All the architecture patterns in the world can’t help you if you don’t capture the things important to the people who will be using your application. This is essentially what caused us to take such a drastic turn in the middle of the project. We basically had one of those “breakthrough” moments when all became a lot clearer. The result of that breakthrough was that we threw away a lot of the code we’d already written but the clear separation gained from going down the CQRS route meant we had relatively little trouble in adapting and changing course. It also helped that we have a large suite of unit and integration tests to help keep us on the straight and narrow.

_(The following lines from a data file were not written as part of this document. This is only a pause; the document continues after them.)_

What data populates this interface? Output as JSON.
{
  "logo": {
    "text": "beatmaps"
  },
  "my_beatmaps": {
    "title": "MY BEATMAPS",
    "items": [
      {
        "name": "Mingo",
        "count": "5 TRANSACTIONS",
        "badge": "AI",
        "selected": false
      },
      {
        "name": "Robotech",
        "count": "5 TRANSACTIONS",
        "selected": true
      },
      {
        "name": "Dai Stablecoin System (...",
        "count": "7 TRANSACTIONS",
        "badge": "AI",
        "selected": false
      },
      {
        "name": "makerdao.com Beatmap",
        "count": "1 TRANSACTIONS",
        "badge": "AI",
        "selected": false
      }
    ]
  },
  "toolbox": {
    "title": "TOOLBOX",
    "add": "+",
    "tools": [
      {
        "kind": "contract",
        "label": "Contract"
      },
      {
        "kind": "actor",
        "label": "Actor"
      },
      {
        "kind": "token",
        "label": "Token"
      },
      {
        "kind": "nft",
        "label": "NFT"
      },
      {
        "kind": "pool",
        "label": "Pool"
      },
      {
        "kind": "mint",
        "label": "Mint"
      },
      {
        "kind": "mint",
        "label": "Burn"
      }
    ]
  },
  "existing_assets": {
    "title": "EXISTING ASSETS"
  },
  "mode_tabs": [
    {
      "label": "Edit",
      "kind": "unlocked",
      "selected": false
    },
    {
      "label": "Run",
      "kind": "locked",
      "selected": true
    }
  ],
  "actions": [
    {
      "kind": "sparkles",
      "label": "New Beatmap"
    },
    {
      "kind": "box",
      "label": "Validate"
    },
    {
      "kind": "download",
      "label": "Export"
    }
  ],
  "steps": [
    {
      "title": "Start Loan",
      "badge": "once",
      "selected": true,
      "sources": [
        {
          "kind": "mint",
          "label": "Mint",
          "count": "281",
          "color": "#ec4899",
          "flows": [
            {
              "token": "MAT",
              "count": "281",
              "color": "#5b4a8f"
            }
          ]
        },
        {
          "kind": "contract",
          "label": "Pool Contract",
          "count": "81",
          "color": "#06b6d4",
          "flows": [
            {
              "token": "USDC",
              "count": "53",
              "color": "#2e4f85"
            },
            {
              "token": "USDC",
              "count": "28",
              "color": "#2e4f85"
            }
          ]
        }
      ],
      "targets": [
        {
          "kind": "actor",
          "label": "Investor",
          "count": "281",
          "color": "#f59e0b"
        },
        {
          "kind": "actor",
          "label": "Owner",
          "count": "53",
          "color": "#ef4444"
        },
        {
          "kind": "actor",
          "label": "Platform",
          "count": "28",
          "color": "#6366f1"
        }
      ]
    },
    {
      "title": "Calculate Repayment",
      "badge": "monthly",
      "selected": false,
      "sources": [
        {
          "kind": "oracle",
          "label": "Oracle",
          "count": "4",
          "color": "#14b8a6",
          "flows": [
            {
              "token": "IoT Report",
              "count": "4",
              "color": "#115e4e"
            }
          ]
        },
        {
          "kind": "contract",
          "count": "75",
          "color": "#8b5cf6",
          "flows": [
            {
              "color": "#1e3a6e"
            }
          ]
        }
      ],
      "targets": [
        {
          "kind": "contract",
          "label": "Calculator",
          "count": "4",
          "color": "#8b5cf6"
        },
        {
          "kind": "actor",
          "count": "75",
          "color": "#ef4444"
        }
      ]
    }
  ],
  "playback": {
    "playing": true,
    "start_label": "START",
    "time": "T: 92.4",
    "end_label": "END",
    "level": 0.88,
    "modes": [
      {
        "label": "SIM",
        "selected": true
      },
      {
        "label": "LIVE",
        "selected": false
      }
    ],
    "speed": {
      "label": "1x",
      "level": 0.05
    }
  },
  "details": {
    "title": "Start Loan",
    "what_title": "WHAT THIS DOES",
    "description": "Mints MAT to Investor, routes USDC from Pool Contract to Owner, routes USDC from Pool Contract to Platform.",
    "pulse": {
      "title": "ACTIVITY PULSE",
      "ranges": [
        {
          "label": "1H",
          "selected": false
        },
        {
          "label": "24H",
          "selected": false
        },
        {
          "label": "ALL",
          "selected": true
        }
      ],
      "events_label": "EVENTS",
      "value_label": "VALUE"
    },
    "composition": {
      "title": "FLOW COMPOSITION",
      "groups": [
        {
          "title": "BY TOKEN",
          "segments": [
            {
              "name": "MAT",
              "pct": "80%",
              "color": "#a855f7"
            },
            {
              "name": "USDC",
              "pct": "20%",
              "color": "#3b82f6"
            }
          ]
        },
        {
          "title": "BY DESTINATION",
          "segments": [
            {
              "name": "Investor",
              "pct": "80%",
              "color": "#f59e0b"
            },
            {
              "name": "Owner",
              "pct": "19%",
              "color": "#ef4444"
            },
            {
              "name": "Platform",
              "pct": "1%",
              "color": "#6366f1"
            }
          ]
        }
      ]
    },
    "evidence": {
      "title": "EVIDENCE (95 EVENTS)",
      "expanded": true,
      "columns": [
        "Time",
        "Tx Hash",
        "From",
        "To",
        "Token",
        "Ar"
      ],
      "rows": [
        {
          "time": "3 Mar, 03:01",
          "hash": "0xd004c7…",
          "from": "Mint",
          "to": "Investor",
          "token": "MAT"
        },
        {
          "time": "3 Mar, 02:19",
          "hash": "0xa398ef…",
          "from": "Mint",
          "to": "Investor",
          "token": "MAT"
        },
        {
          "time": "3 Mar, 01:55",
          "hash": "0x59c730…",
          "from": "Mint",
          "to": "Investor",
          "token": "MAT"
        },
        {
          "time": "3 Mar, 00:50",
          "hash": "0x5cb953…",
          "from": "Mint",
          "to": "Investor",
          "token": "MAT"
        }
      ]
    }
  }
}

Overall, the combination of CQRS, Event Sourcing, and RavenDB has made this probably the most enjoyable project I’ve ever worked on. To take an idea from start to finish using these architectural principles and modern database technologies has been a fantastic ride and I’ve learned so much. Combined with some of the messaging techniques I’ve picked up over the last two years or so, the way I write code has changed becoming more functional in nature and it’s allowed me to visualise ways of writing simpler, more composable, and testable code. Some of those ideas I was able to apply to this project to good effect and it’s something I plan to blog about more in the near future. Would I do it again? Absolutely, given a domain with enough complexity. Yes, it requires effort and you certainly have to think more compared to a traditional CRUD application, but the result I feel is worth it given that you end up with a more maintainable and flexible application.